People have also speculated that supers would be helpful if the party ever suffers from what people are now calling a John Edwards situation, in which a candidate wraps up the nomination (say in March) but then suffers some scandal before the convention meets -- a scandal significant enough to make election in November unlikely, but not severe enough to force the candidate to step aside. It's unclear what would happen in such a case; the delegates get to vote, and as I said most delegates qualify to be slated by being loyal to the candidate. It certainly seems that in such a circumstance it would help to have on hand, and voting, a large block of delegates who are interested mainly in the fate of the party in November.
On timing, and beyond the goal of stability, which is quite important here, I think that the parties are slowly moving in a reasonable direction. The idea of four small states that allow for retail campaigning makes sense (although I'd probably ideally like to see them spread out over a longer time period). Beginning in February instead of January makes more sense -- beginning in March or even April would be even better, but that's not in the cards, I suppose.
The Democrats remain fascinated by the idea of regional groups of states -- I guess "cluster" is the word they're using this time around -- as they have been since the 1984 cycle. I'm mostly indifferent to that. I do think that breaking up the 2008-scale Super Tuesday and restoring some sense of sequential primaries and caucuses would be a good thing, but I'm not optimistic about the chances of inducing states to move to the end of the process.
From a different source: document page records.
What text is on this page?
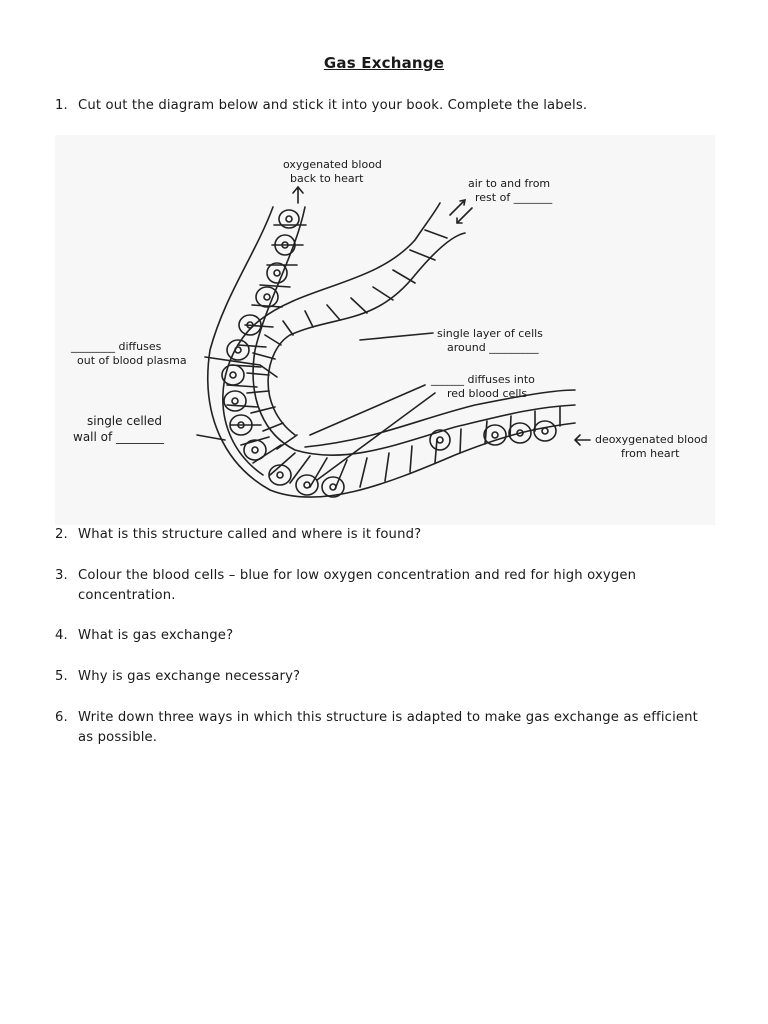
Gas Exchange
1. Cut out the diagram below and stick it into your book. Complete the labels.
oxygenated blood
back to heart	air to and from
rest of _______
single layer of cells
around _________
________ diffuses
out of blood plasma
______ diffuses into
red blood cells
single celled
wall of ________	deoxygenated blood
from heart
2. What is this structure called and where is it found?
3. Colour the blood cells – blue for low oxygen concentration and red for high oxygen concentration.
4. What is gas exchange?
5. Why is gas exchange necessary?
6. Write down three ways in which this structure is adapted to make gas exchange as efficient as possible.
Essentially, what we've been moving to is a two-stage process of winnowing (invisible primary followed by the early, retail states), capped off with a national primary between the survivors. I don't like that idea very much, because if more than two candidates survive to the quasi-national primary, the results become too random; I prefer the continued winnowing offered by sequential contests. That said, I'm not optimistic about the chances of the parties persuading the states to go along; in fact, the national party organizations have never preferred a national primary, but appear to be mostly unable to do much about it. The risk, as always, is chaos, and nominees chosen by a chaotic system are being chosen almost randomly, which is no way to select the leader of a party (or, for that matter, a president).
All in all, then, I like what the parties are trying to do, especially on timing, but we're a long way from knowing whether they'll get what they want.